Expanding Worldviews, Serving the Global Church

Since its origins as a missionary training institute, Gordon has retained a strong global focus. Nearly 40 percent of students study abroad at some point in their time at Gordon and 32 percent of enrolled students are either of non-white background or are international.

In line with Gordon’s missions focus, the Chapel Office offers five student-led teams to serve abroad every spring. This year they traveled to Belize, the Dominican Republic, Nicaragua, Ecuador and West Virginia. Each team partnered with local ministries such as the LOL Ministry (Belize), Friends of Colegio Moriah (Dominican Republic) and CICRIN Nicaraguan Christian Children’s Center.

“This is a great opportunity in this time of life,” says Sarah Snodgrass, director of local and global missions, “when [students] have the time and the ability to travel before they get into work and family—to have their worldview expanded; to see the Lord in a new way through different cultures and to see how the body of Christ can come together.”

One team traveled to West Virginia to help build a school for Chestnut Mountain Ranch (CMR), a school and home in Morgantown that takes in boys who are at risk, helps them to develop spiritually and emotionally, and works toward family restoration.

“Sanding floors for tiles and painting window trim seemed like a menial task at some moments, but . . . we were doing work that will allow CMR to minister and educate kids for years and years to come,” says Jesse Cook ’19, a trip participant. “Making that possible was absolutely priceless to me.”

These mission trips not only provide students with opportunities to serve the global Church while gaining a broader perspective of the Christian community, but also offer a chance for students to take on leadership roles.

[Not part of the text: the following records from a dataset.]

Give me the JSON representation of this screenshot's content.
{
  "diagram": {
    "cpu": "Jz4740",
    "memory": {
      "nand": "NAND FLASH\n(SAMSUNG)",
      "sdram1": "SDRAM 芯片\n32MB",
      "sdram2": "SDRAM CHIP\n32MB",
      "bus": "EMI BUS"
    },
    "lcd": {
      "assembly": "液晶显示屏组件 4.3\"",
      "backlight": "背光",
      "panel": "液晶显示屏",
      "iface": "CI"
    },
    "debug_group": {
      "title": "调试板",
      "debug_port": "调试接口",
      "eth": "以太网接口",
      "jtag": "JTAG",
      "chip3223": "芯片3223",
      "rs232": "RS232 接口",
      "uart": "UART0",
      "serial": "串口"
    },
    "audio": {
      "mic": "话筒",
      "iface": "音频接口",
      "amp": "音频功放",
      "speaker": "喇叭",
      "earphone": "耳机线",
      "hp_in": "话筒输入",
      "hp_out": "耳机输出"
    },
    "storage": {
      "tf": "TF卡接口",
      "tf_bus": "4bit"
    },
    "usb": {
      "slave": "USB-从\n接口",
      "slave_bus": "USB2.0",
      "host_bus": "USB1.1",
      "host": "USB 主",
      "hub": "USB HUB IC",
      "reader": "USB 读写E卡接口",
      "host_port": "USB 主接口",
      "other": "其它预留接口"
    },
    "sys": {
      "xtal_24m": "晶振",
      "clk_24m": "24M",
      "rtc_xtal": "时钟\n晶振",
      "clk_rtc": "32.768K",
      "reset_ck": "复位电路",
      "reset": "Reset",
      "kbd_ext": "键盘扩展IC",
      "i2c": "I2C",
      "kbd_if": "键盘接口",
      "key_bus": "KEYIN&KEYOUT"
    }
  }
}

“It was great to walk with the participants as they wrestled with how to do a short-term trip well,” says Christine Seibert ’18, who led a trip to Nicaragua, “and to rejoice with them when they made connections and learned from their interactions.”

Erik Holvik ’19, another trip leader, recalled interacting with a man for whom Holvik and his team had built a home. This Dominican Republic resident had prayed for a house for eight years and was now rejoicing at how the Lord provided for him and his family.

“It was truly a blessing to hear and see how happy this man was that the Lord blessed him with a home,” says Holvik. “God uses us and also helps us, and it was evident throughout our time in the Dominican Republic.”